Search code examples
snowflake-cloud-data-platform

How to find and count unique values across columns?


I'm using Snowflake and I'm hoping someone can help me understand how to count the number of unique names across columns for each row and overlook null values. Here is a sample of the data. So you can see below I'm looking to count the number of distinct values across the variables Name 1, Name 2, name 3, Name 4.
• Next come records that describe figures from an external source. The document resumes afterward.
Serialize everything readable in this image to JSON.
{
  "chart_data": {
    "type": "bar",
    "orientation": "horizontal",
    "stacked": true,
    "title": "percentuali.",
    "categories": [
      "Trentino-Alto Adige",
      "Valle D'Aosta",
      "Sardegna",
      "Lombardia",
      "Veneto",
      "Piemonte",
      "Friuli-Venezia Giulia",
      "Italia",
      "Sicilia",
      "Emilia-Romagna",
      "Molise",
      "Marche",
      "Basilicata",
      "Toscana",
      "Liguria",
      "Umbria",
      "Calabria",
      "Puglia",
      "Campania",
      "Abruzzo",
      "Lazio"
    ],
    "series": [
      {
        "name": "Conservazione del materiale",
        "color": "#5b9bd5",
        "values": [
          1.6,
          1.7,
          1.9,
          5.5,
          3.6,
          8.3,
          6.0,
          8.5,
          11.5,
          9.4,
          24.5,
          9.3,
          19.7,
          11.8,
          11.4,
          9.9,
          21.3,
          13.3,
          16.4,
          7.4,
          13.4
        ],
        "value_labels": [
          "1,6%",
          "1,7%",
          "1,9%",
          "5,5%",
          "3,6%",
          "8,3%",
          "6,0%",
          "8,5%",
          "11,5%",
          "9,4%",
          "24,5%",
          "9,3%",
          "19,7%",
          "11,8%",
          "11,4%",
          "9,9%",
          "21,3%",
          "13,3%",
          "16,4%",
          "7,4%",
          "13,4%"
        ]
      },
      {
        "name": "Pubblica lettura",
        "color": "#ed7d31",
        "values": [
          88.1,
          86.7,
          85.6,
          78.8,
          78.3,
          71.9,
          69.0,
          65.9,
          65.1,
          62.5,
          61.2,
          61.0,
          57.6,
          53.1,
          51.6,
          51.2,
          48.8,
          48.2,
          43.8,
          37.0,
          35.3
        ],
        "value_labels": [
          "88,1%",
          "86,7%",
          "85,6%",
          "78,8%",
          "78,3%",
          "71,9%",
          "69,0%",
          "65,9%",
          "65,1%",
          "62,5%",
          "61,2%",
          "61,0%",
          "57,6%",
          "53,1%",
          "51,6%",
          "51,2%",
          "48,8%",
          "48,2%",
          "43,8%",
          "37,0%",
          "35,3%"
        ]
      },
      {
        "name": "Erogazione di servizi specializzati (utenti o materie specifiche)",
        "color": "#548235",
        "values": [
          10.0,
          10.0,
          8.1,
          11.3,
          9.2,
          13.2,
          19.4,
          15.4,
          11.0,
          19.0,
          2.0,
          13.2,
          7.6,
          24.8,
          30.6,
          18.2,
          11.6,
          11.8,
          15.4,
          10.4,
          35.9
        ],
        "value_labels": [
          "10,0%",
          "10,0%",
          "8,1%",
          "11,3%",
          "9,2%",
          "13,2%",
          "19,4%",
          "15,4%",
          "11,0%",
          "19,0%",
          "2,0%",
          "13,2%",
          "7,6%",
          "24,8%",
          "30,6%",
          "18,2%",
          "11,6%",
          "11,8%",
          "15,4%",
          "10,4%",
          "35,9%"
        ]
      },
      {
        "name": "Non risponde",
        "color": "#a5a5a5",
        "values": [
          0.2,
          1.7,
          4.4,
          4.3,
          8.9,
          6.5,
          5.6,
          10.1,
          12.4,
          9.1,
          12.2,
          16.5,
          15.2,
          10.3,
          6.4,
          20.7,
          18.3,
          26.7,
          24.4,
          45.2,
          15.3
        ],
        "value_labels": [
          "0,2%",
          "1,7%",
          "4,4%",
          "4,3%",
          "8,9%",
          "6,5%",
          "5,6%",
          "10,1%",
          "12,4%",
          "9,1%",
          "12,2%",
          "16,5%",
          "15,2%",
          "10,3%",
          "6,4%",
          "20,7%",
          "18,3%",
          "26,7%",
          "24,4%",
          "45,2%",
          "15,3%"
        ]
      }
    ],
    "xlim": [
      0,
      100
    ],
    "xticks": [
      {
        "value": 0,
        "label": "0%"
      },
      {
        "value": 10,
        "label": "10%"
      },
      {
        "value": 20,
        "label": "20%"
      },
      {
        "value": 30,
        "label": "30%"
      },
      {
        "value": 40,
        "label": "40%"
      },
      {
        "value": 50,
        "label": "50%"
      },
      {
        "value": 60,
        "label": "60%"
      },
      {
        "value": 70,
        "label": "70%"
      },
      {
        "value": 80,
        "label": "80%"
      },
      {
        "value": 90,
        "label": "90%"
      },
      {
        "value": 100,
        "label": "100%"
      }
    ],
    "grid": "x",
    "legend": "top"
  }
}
ID | Type    | Name 1 | Name 2 | Name 3 | Name 4 | Expected result
1  | animal  | cat    | Dog    | null   | Dog    | 2   
2  | animal  | fish   | cat    | cat    | cat    | 2
3  | animal  | fish   | cat    | dog    | rat    | 4

Solution

  • You could use a unpivot approach:

    SELECT ID, Type, COUNT(DISTINCT Name) AS cnt
    FROM
    (
        SELECT ID, Type, Name1 AS Name FROM yourTable UNION ALL
        SELECT ID, Type, Name2         FROM yourTable UNION ALL
        SELECT ID, Type, Name3         FROM yourTable UNION ALL
        SELECT ID, Type, Name4         FROM yourTable
    ) t
    GROUP BY ID, Type;
    

    Demo

    This approach works by unpivoting the name data to a format where one record has just one ID and one name. Then, we aggregate and take the distinct count. The COUNT() function works well here, because by default it ignores NULL values, which is the behavior you want.